At the Fisher Delta Research Center in Portageville, two employees have held mayoral roles while helping their neighbors and community.
Tina Clark, office support assistant, was mayor of nearby Wardell for six years from 2006 to 2012. Denis McCrate, agriculture associate, has been the mayor of Portageville since 2012.
“My father was an alderman and mayor pro-tem for 26 years and he always said, ‘If you don’t like what is going on, get in there and change it for yourself,’” said Clark. “That is why I stepped in as mayor. I wanted to help out my town.”

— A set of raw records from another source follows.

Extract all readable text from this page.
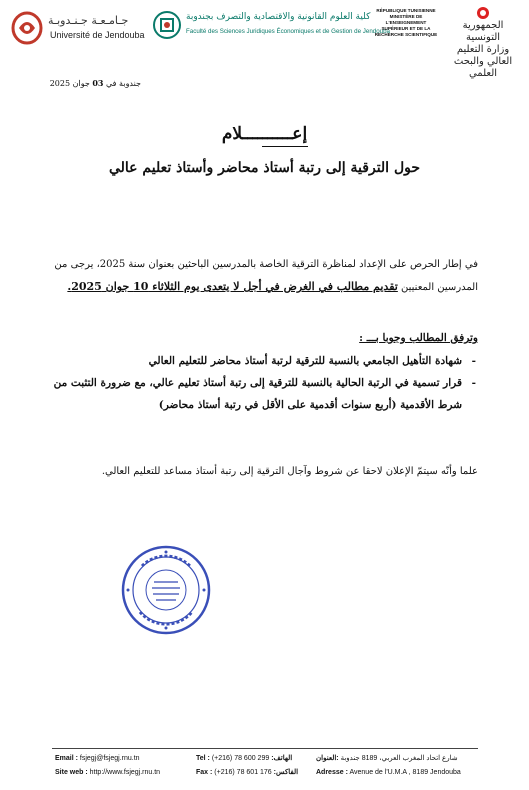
جـامـعـة جـنـدوبـة
Université de Jendouba
كلية العلوم القانونية والاقتصادية والتصرف بجندوبة
Faculté des Sciences Juridiques Économiques et de Gestion de Jendouba
RÉPUBLIQUE TUNISIENNE
MINISTÈRE DE L'ENSEIGNEMENT SUPÉRIEUR ET DE LA RECHERCHE SCIENTIFIQUE
الجمهورية التونسية
وزارة التعليم العالي والبحث العلمي
جندوبة في 03 جوان 2025
إعــــــــــلام
حول الترقية إلى رتبة أستاذ محاضر وأستاذ تعليم عالي
في إطار الحرص على الإعداد لمناظرة الترقية الخاصة بالمدرسين الباحثين بعنوان سنة 2025، يرجى من
المدرسين المعنيين تقديم مطالب في الغرض في أجل لا يتعدى يوم الثلاثاء 10 جوان 2025.
وترفق المطالب وجوبا بـــ :
- شهادة التأهيل الجامعي بالنسبة للترقية لرتبة أستاذ محاضر للتعليم العالي
- قرار تسمية في الرتبة الحالية بالنسبة للترقية إلى رتبة أستاذ تعليم عالي، مع ضرورة التثبت من شرط الأقدمية (أربع سنوات أقدمية على الأقل في رتبة أستاذ محاضر)
علما وأنّه سيتمّ الإعلان لاحقا عن شروط وآجال الترقية إلى رتبة أستاذ مساعد للتعليم العالي.
Email : fsjegj@fsjegj.rnu.tn
Site web : http://www.fsjegj.rnu.tn
Tel : (+216) 78 600 299 :الهاتف
Fax : (+216) 78 601 176 :الفاكس
شارع اتحاد المغرب العربي، 8189 جندوبة :العنوان
Adresse : Avenue de l'U.M.A , 8189 Jendouba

Although Wardell only boasts 500 people, the job was time consuming for Clark. Often times she responded to calls from residents or spent countless hours researching grants and writing proposals for financial aid assistance.
“We’re always looking to get state and federal aid to help in sewer projects and other public works,” said Clark. “Before I left I helped us get a new police car. That was really rewarding to see my work benefit Wardell.”
Portageville is larger at just over 3,000 residents but the same is true for McCrate — the job takes up a lot of his free time.
“Besides the regular calls, I’m in the city hall a couple days a week to help out any way I can,” added McCrate. “This is a full-time job for someone, but it doesn’t pay much. Many mayors don’t get paid at all. We are just doing this for our towns.
“There’s a purpose for a mayor, even in these small towns. We’re there to help guide progress and improve things in the community.”